In which countries are you planning to roll out the respiratory component of TEXTCARE? 3:10 – 4:11
We haven’t yet got down to the nuts and bolts of where we’re going to do the studies. I would love to do one study in asthma and perhaps do that in Australia using text messaging and TEXTCARE for people who have troublesome asthma who are often not adherent with their medications but who could get real gains if they could improve their adherence. On the other hand, I’d like to use the COPD text messaging perhaps for an environment where we know people do use mobile messaging a lot, but where there is poor access to care, like China; I would love to a TEXTme study in China for instance or in some other Asian country similarly where there is difficult access to quality care and where you’ve got the potential for so much gain by using a simple digital interaction that’s suited to the patient.

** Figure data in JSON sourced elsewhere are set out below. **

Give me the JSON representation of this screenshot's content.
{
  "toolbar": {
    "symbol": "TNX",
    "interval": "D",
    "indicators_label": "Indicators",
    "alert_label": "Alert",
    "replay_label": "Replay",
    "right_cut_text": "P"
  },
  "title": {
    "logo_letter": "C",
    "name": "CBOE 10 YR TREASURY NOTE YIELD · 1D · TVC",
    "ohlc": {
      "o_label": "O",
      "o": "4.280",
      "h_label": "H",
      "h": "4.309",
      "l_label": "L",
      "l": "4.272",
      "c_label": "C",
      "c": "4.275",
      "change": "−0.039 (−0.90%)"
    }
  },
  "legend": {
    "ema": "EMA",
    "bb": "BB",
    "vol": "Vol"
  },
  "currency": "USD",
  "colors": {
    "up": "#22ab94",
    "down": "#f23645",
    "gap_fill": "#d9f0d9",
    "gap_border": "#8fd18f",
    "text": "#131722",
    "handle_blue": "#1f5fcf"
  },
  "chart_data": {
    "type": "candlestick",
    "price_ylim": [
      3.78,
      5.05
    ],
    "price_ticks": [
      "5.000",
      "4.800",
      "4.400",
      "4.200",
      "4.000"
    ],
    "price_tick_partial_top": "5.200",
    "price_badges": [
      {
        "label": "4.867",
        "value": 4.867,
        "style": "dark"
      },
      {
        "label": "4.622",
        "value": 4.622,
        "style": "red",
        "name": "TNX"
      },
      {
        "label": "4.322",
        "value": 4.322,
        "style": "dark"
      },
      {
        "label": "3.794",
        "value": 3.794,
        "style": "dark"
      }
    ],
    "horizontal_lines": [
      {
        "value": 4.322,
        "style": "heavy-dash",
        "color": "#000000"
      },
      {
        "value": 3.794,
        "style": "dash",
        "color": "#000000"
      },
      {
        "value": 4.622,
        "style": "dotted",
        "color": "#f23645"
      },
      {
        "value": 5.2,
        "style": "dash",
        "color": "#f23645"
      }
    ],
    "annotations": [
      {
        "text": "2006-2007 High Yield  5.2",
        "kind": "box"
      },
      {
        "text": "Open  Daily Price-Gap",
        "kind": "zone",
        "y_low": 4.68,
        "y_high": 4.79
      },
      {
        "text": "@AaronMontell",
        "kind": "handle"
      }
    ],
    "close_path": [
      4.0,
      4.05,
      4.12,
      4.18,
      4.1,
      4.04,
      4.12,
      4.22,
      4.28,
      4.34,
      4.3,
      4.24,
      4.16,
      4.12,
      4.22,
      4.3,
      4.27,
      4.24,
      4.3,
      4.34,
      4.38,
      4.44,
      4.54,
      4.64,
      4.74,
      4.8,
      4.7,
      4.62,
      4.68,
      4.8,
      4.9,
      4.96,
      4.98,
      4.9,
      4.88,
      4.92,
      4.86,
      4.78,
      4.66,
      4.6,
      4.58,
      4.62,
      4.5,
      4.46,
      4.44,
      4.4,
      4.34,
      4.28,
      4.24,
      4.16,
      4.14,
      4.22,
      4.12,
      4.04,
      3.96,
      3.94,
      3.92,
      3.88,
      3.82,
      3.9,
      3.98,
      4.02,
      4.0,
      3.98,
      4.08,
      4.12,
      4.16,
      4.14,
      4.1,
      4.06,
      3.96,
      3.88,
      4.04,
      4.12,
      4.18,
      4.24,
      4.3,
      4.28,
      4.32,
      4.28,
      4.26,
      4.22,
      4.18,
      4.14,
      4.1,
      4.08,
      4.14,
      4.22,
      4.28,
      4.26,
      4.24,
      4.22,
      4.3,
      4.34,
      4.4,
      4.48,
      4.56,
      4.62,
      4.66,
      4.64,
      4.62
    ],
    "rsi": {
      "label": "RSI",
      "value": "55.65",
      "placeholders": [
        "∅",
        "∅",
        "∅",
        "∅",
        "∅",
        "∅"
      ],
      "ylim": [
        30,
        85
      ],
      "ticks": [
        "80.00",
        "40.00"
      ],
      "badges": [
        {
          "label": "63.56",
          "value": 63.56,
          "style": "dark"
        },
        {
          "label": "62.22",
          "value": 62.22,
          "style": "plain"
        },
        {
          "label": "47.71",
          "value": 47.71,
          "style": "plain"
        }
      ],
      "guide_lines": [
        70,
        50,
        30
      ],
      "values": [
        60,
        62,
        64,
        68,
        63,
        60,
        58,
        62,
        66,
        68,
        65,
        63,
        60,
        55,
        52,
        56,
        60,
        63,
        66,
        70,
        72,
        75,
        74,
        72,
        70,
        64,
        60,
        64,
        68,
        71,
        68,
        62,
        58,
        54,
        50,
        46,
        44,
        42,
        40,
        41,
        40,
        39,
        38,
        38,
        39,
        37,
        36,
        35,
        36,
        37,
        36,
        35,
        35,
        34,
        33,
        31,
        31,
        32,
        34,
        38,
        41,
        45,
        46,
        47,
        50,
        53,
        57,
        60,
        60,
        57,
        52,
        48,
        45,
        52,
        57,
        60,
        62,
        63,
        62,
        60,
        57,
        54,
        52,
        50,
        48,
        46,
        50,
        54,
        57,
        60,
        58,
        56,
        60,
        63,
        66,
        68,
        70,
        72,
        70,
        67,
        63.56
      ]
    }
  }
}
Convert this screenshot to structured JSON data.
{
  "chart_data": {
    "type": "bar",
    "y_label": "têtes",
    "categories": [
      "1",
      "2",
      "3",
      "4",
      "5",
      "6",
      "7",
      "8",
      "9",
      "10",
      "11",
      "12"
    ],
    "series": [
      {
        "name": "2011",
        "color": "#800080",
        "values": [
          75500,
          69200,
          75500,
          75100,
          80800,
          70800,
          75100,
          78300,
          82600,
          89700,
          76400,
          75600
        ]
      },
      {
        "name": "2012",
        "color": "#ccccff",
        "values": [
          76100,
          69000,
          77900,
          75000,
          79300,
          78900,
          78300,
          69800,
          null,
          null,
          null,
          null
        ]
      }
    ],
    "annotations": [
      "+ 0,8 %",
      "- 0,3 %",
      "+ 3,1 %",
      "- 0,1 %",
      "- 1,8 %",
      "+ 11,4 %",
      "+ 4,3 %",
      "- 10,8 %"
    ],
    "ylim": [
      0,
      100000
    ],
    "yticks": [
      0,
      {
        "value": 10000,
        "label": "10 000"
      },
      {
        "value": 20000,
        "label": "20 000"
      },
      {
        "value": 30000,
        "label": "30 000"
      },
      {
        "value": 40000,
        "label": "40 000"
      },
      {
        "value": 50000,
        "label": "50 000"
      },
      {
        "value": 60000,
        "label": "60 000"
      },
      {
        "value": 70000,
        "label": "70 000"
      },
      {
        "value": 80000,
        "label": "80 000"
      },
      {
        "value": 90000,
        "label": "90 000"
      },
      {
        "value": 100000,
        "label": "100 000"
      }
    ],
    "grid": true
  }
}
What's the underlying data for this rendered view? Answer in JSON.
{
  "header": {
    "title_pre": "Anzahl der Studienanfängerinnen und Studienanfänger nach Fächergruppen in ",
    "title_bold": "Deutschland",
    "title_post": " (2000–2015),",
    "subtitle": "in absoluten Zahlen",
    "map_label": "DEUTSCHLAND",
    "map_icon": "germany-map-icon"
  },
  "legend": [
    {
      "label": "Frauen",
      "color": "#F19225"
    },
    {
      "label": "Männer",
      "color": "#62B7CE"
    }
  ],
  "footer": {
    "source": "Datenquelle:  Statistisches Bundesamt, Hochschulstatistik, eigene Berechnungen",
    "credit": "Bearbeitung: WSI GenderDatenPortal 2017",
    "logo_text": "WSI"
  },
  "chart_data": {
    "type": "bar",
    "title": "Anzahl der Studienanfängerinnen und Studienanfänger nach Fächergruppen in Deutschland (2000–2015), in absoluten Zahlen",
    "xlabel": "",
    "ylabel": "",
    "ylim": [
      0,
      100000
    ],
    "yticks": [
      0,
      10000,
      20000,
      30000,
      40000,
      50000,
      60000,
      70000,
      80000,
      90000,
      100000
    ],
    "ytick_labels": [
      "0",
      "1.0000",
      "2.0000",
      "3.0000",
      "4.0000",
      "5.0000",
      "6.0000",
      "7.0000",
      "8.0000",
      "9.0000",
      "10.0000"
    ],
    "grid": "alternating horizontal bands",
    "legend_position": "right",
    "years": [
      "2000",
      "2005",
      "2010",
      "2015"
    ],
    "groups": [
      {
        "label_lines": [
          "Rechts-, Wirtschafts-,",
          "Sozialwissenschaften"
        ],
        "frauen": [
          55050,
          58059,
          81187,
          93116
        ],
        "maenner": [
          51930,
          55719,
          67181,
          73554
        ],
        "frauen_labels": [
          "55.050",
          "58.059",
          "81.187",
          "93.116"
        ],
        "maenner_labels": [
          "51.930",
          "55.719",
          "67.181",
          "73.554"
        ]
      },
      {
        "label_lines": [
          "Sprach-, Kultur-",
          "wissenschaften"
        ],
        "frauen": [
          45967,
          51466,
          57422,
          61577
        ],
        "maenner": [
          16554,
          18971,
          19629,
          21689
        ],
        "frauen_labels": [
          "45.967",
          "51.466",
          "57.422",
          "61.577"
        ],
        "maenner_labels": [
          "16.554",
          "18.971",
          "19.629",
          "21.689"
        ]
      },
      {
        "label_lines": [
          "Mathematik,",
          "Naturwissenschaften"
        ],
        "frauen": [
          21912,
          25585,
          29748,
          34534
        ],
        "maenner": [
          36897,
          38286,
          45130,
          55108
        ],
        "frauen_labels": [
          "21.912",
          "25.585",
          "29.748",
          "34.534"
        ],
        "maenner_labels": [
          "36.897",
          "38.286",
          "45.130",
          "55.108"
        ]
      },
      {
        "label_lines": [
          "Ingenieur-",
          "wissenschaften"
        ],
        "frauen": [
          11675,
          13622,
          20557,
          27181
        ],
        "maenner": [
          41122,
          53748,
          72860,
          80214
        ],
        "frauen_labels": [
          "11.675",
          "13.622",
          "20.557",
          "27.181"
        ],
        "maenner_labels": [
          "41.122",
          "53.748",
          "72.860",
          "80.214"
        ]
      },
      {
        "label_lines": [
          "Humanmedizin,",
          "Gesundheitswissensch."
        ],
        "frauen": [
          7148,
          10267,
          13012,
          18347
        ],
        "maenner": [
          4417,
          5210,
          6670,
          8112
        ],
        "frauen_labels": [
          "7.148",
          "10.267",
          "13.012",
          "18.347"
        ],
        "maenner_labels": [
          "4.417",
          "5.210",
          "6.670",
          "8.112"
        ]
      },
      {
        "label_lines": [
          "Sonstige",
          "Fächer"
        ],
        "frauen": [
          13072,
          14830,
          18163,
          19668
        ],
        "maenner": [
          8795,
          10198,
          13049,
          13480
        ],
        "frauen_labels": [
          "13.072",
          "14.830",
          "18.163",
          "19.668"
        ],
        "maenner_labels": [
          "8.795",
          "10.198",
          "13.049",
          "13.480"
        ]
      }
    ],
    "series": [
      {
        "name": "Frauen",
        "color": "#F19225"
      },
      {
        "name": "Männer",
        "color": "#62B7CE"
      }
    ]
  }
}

TEXTCARE has a proven impact on cardiovascular disease and will be expanded to include COPD and asthma. Can you think of any more technologies that have enhanced your capacity to run a respiratory trial? 4:12 – 5:32
Yes, I think there are really two stand out technological advances in airways disease studies that have made a huge difference. The first is the insertion of an electronic chip into an inhaler so that we can actually measure the date and time the patient took the medication, the number of puffs they took, and also the inspiratory flow to check where they’re using the inhaler correctly. So that is one really stand out advance that enables us to measure adherence and to look at the study medication use; and the second is an electronic diary card. These electronic diary card, a card is quite the wrong word, it’s actually a little device in to which the patient blows and it measures their lung function and it also asks them questions about their symptom control. So they fill out a symptom control questionnaire, very simple to do, using digital technology and then they blow and you measure the lung function day by day; both those things have been fantastically valuable in getting more reliable metrics in clinical trials in asthma and COPD.